Zamco resolves $452 mln debts in May including ZC’s $32 mln


Tapiwanashe Mangwiro 

HARARE – Zimbabwe Asset Management Company (Zamco) has so far resolved $452 million of the bad debts it mopped up and said they are still in line to meet the annual $140 million target.

In February 2020, the debt recovery firm had resolved $420 million of debt since it’s formation with over $180 million of that being last year’s collections.

Zamco CEO Dr Cosmas Kanhai said: “at the close of May total debt resolved by Zamco amounted to $452 million, meaning that in the three months from March we resolved $32 million worth of debt.”

The majority of the $32 million is from sporting association,  Zimbabwe Cricket, which last month announced that it had cleared it’s debt on all fronts two years earlier than the schedule.

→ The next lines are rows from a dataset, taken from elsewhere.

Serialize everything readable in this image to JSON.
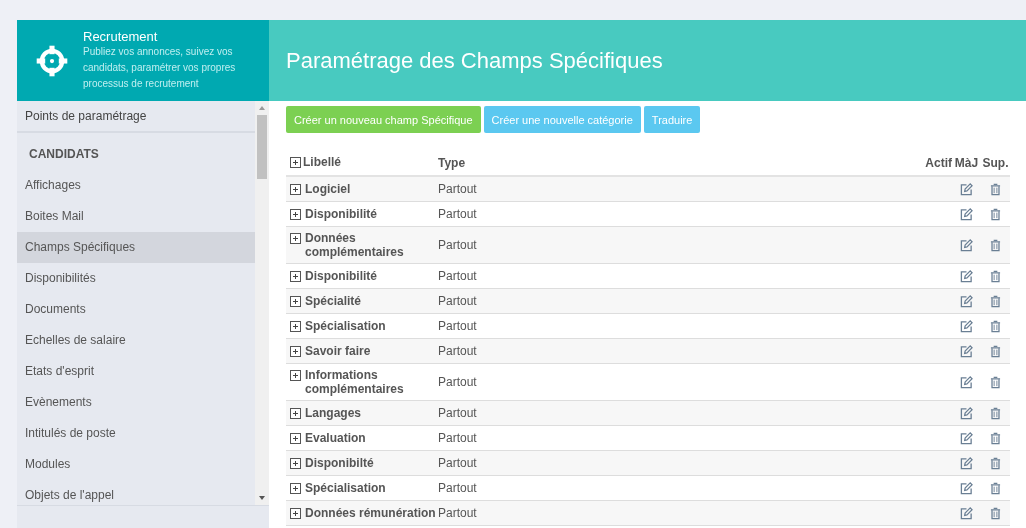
{
  "app": {
    "title": "Recrutement",
    "description": "Publiez vos annonces, suivez vos candidats, paramétrer vos propres processus de recrutement"
  },
  "page_title": "Paramétrage des Champs Spécifiques",
  "sidebar": {
    "top_item": "Points de paramétrage",
    "section": "CANDIDATS",
    "items": [
      {
        "label": "Affichages",
        "selected": false
      },
      {
        "label": "Boites Mail",
        "selected": false
      },
      {
        "label": "Champs Spécifiques",
        "selected": true
      },
      {
        "label": "Disponibilités",
        "selected": false
      },
      {
        "label": "Documents",
        "selected": false
      },
      {
        "label": "Echelles de salaire",
        "selected": false
      },
      {
        "label": "Etats d'esprit",
        "selected": false
      },
      {
        "label": "Evènements",
        "selected": false
      },
      {
        "label": "Intitulés de poste",
        "selected": false
      },
      {
        "label": "Modules",
        "selected": false
      },
      {
        "label": "Objets de l'appel",
        "selected": false
      }
    ]
  },
  "buttons": [
    {
      "label": "Créer un nouveau champ Spécifique",
      "kind": "success"
    },
    {
      "label": "Créer une nouvelle catégorie",
      "kind": "info"
    },
    {
      "label": "Traduire",
      "kind": "info"
    }
  ],
  "table": {
    "columns": [
      "Libellé",
      "Type",
      "Actif",
      "MàJ",
      "Sup."
    ],
    "rows": [
      {
        "label": "Logiciel",
        "type": "Partout"
      },
      {
        "label": "Disponibilité",
        "type": "Partout"
      },
      {
        "label": "Données complémentaires",
        "type": "Partout"
      },
      {
        "label": "Disponibilité",
        "type": "Partout"
      },
      {
        "label": "Spécialité",
        "type": "Partout"
      },
      {
        "label": "Spécialisation",
        "type": "Partout"
      },
      {
        "label": "Savoir faire",
        "type": "Partout"
      },
      {
        "label": "Informations complémentaires",
        "type": "Partout"
      },
      {
        "label": "Langages",
        "type": "Partout"
      },
      {
        "label": "Evaluation",
        "type": "Partout"
      },
      {
        "label": "Disponibilté",
        "type": "Partout"
      },
      {
        "label": "Spécialisation",
        "type": "Partout"
      },
      {
        "label": "Données rémunération",
        "type": "Partout"
      }
    ]
  }
}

Dr Kanhai added that the unfortunate scenario is that the money is “now worthless and people now find it easier to pay back loans at a quicker rate and be left with no major consequences on their balance sheets.”

“Contrary to what people think, the Government has not yet paid its Treasury Bills, and that is a chunk on itself. The Government only pays TBs when they mature in 10-15yrs time and they too will be worthless,” Kanhai said.

Zamco is a special purpose vehicle under the purview of the Reserve Bank of Zimbabwe (RBZ) created in 2014 to mop up $1.4 billion bad debts acquired from local financial institutions.

Companies whose debts were taken over by Zamco include Hwange Colliery Company Limited, RioZim, Cairns Foods Limited and Cottco.

The asset management company was mandated by the Central Bank to acquire the NPLs from banks to clean the financial institutions’ balance sheets so that they continue lending to productive sectors.

At the climax of NPLs in the banking sector, the ratio of bad debts averaged 20 percent against the standard global threshold of five percent. It is significant for banks to keep NPLs at lowest levels in order for the financial institutions to lend profitably.

The RBZ has noted that in the past banks had become increasingly risk averse due to the high NPLs on their balance sheets and had reduced on fresh loans, which was again deemed inimical to Government’s efforts to grow the economy.

The asset management firm is using various options for resolution of the NPLs including debt-to-equity swaps, loan-asset swaps, debt restructuring or where turnaround is not viable, liquidation.